Interesting... At this point, we're trying to JUST use ELK to monitor and eventually send alerts / tickets to ServiceNow. I liked the idea of being able to use any nagios plugin to send data thru beats to elasticsearch. We're NOT using nagios at this point although (not my decision) not sure that we shouldn't.

Why all these if-statements? Wouldn't this do the trick:

nagios_nsca {
      host => "localhost"
      nagios_service => "%{name}"
      nagios_status => "%{[status_code]}"
      nagios_host => "%{[beat][hostname]}"
      message_format => "%{name}: %{message}"
    }

@steffens,

Discussing this yesterday with @suyograo -

The Nagios NSCA output plugin does a check here that will fail if the passed variable is not an integer.

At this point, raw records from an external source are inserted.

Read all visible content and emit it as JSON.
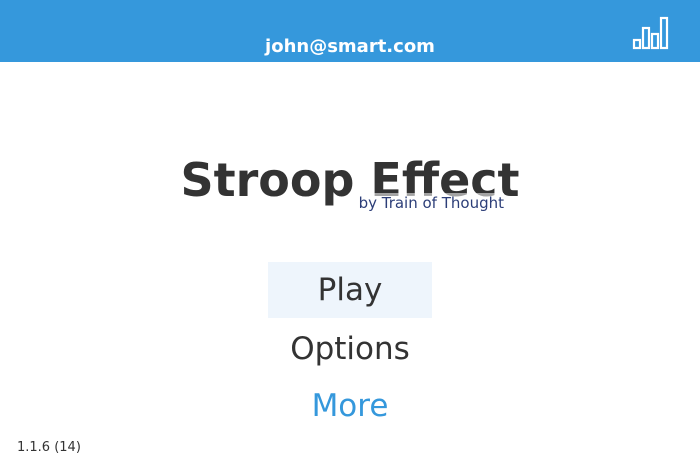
{
  "header": {
    "user_email": "john@smart.com",
    "stats_icon": "bar-chart-icon",
    "background_color": "#3598dc"
  },
  "title_block": {
    "title": "Stroop Effect",
    "subtitle": "by Train of Thought"
  },
  "menu": {
    "play_label": "Play",
    "options_label": "Options",
    "more_label": "More",
    "more_color": "#3598dc",
    "selected": "Play"
  },
  "footer": {
    "version": "1.1.6 (14)"
  }
}
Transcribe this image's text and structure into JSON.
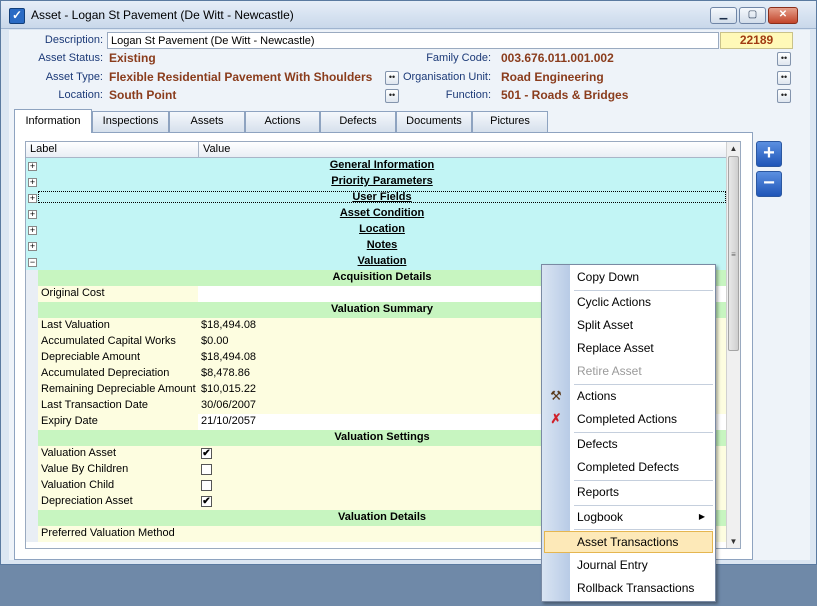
{
  "window": {
    "title": "Asset - Logan St Pavement (De Witt - Newcastle)",
    "controls": {
      "minimize": "▁",
      "maximize": "▢",
      "close": "✕"
    }
  },
  "header": {
    "description_label": "Description:",
    "description_value": "Logan St Pavement (De Witt - Newcastle)",
    "asset_id": "22189",
    "asset_status_label": "Asset Status:",
    "asset_status_value": "Existing",
    "family_code_label": "Family Code:",
    "family_code_value": "003.676.011.001.002",
    "asset_type_label": "Asset Type:",
    "asset_type_value": "Flexible Residential Pavement With Shoulders",
    "organisation_unit_label": "Organisation Unit:",
    "organisation_unit_value": "Road Engineering",
    "location_label": "Location:",
    "location_value": "South Point",
    "function_label": "Function:",
    "function_value": "501 - Roads & Bridges",
    "lookup_glyph": "••"
  },
  "tabs": [
    "Information",
    "Inspections",
    "Assets",
    "Actions",
    "Defects",
    "Documents",
    "Pictures"
  ],
  "grid": {
    "col_label": "Label",
    "col_value": "Value",
    "expand_glyph": "+",
    "collapse_glyph": "−",
    "sections": [
      "General Information",
      "Priority Parameters",
      "User Fields",
      "Asset Condition",
      "Location",
      "Notes",
      "Valuation"
    ],
    "acquisition": {
      "title": "Acquisition Details",
      "original_cost_label": "Original Cost",
      "original_cost_value": ""
    },
    "summary": {
      "title": "Valuation Summary",
      "rows": [
        {
          "label": "Last Valuation",
          "value": "$18,494.08"
        },
        {
          "label": "Accumulated Capital Works",
          "value": "$0.00"
        },
        {
          "label": "Depreciable Amount",
          "value": "$18,494.08"
        },
        {
          "label": "Accumulated Depreciation",
          "value": "$8,478.86"
        },
        {
          "label": "Remaining Depreciable Amount",
          "value": "$10,015.22"
        },
        {
          "label": "Last Transaction Date",
          "value": "30/06/2007"
        },
        {
          "label": "Expiry Date",
          "value": "21/10/2057"
        }
      ]
    },
    "settings": {
      "title": "Valuation Settings",
      "rows": [
        {
          "label": "Valuation Asset",
          "checked": "✔"
        },
        {
          "label": "Value By Children",
          "checked": ""
        },
        {
          "label": "Valuation Child",
          "checked": ""
        },
        {
          "label": "Depreciation Asset",
          "checked": "✔"
        }
      ]
    },
    "details": {
      "title": "Valuation Details",
      "preferred_method_label": "Preferred Valuation Method",
      "preferred_method_value": ""
    }
  },
  "side_buttons": {
    "add": "+",
    "remove": "−"
  },
  "scrollbar": {
    "up": "▲",
    "down": "▼",
    "grip": "≡"
  },
  "context_menu": {
    "items": [
      {
        "label": "Copy Down",
        "disabled": false
      },
      {
        "label": "Cyclic Actions",
        "disabled": false
      },
      {
        "label": "Split Asset",
        "disabled": false
      },
      {
        "label": "Replace Asset",
        "disabled": false
      },
      {
        "label": "Retire Asset",
        "disabled": true
      },
      {
        "label": "Actions",
        "icon": "hammer-icon"
      },
      {
        "label": "Completed Actions",
        "icon": "hammer-cross-icon"
      },
      {
        "label": "Defects"
      },
      {
        "label": "Completed Defects"
      },
      {
        "label": "Reports"
      },
      {
        "label": "Logbook",
        "submenu": "▶"
      },
      {
        "label": "Asset Transactions",
        "highlighted": true
      },
      {
        "label": "Journal Entry"
      },
      {
        "label": "Rollback Transactions"
      }
    ],
    "icon_glyphs": {
      "actions": "⚒",
      "completed_actions": "✗"
    }
  },
  "colors": {
    "section_bg": "#c2f5f5",
    "subsection_bg": "#c7f5c0",
    "field_bg": "#fdfde0",
    "value_text": "#8a3c1c",
    "label_text": "#1c3a78",
    "highlight": "#fde9b8"
  }
}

We think this is a bug in Logstash that an integer value cannot be passed as a config parameter.

TIL, thanks.

With nagioscheckbeat, can I add fields to a document?

Also, I'd like to modify one of the fields and I'm assuming the best way is using logstash? I'm using nagioscheckbeat with a mongodb nagios plugin (https://github.com/mzupan/nagios-plugin-mongodb) and one of the fields that comes thru is "args" which looks like: "-H 10.0.0.202 -A connect -P 27018 -W 2 -C 4 -s -u username -p password" for example. I'd like to get rid of the password. I could use mutate to remove the entire field but I'd prefer to just redact the password. And the args field isn't consistent (there may be missing or other parameters).

Figured out the second part - redacting the password. Added the following to my logstash filter:

  gsub => [
    "args", "-p \S*", "-p redacted"
  ]

@Jerry_Hoffmeister - You can statically add fields directly to each document using the fields directive, part of libbeat.